… und das Danach

By Dominik

Vor mehr als drei Monaten traf mich die Nachricht von deinem Tod wie ein Faustschlag in das scheinbar so schreckliche Leben. Nichts war noch irgendwie von Bedeutung. Alles wurde relativ. Meine Gedanken waren nur bei dir. Fragen schwirrten in meinem Kopf herum und immer dieses Fragen nach dem Warum. Warum musstest du sterben? Warum an einer so unbekannten und unterschätzten Krankheit. Du warst der Sonnenschein in unserer Familie und hast uns alle verändert. Warum du.

Heute weiß ich, dass diese Fragen nach dem Warum einfach sinnlos sind. Niemand kann mir eine Antwort geben, niemand kann je etwas sagen, um mir deinen Tod zu erklären. Du wurdest herausgerissen aus dieser Welt, aus dem Leben, aus meinem Herzen. Kein Schmerz der Welt ist vergleichbar mit jenen, den ich spürte, als du einfach weg warst.

Ich habe gesprochen, auf deinem Begräbnis. Habe meine Gefühle und meine Gedanken offenbart, vor einhundertfünfzig oder zweihundert Menschen. Doch in diesen Minuten gab es nur einen Gedanken. Ich dachte an dich, und an die gemeinsame Zeit. An das Glück, dass du uns, dass du mir gebracht hast. An den Schmerz und den Horror, den wir durchleben mussten, in den darauffolgenden Tagen nach deinem Tod.

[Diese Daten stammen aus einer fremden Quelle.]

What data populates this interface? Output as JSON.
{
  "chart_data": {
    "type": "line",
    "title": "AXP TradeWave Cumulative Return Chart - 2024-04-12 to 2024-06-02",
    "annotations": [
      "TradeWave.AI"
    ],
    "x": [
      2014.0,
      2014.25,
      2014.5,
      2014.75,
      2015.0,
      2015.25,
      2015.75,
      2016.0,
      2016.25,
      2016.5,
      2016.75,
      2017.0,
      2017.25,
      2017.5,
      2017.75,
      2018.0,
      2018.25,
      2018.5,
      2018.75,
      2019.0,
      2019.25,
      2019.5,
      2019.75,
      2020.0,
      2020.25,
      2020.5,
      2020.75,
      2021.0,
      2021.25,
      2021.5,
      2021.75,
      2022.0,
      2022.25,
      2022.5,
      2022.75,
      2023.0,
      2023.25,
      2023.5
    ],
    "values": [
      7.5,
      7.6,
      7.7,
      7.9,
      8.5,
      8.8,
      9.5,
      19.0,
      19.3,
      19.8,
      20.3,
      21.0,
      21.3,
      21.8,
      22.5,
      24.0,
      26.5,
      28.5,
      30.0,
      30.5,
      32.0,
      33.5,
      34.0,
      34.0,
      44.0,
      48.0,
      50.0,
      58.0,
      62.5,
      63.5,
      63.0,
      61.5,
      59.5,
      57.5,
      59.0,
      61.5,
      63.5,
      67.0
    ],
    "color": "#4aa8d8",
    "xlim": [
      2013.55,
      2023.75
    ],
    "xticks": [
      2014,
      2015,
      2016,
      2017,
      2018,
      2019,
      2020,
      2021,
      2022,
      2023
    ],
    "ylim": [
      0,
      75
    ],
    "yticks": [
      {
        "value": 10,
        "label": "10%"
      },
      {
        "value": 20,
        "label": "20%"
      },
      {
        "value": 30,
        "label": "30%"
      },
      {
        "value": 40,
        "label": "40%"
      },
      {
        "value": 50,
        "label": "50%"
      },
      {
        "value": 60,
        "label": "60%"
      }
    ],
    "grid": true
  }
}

Jetzt ist es mehr als drei Monate vorüber. Durch eine Therapie habe ich es geschafft, deinen Tod zu akzeptieren. Nein, es ist der falsche Ausdruck. Ich habe gelernt, mit der Trauer zu leben. Du fehlst mir noch jeden Tag. Jeden Tag, wenn ich in meiner Zivildiensteinsatzstelle auf dein Bild blicke. Jeden Tag, wenn die Kerze auf deinem Tisch brennt. Mehrmals die Woche, wenn ich mit deiner Großmutter an deinem Grab stehe. Du fehlst. So verdammt oft.

Was wird wohl in drei Monaten sein? Dann hättest du in nur wenige Tage darauf deinen zweiten Geburtstag gefeiert. Ich werde dann meinen Zwanzigsten feiern. Zwanzig Jahre werde ich dann alt, und immer mit dem Gedanken, dass mein Neffe nicht mal seinen zweiten Geburtstag feiern durfte. Und dann kommt ein weiteres Danach. Nach dem Zivildienst. Dann kommt das Studium, der Abschied von zuhause, ein Neuanfang. Du wirst mir immer fehlen.

Ich hoffe, es geht dir jetzt gut. Und um es mit einem Zitat aus einem Songtext zu sagen: „I know you just wanted to find the brighter side“. Ich liebe dich.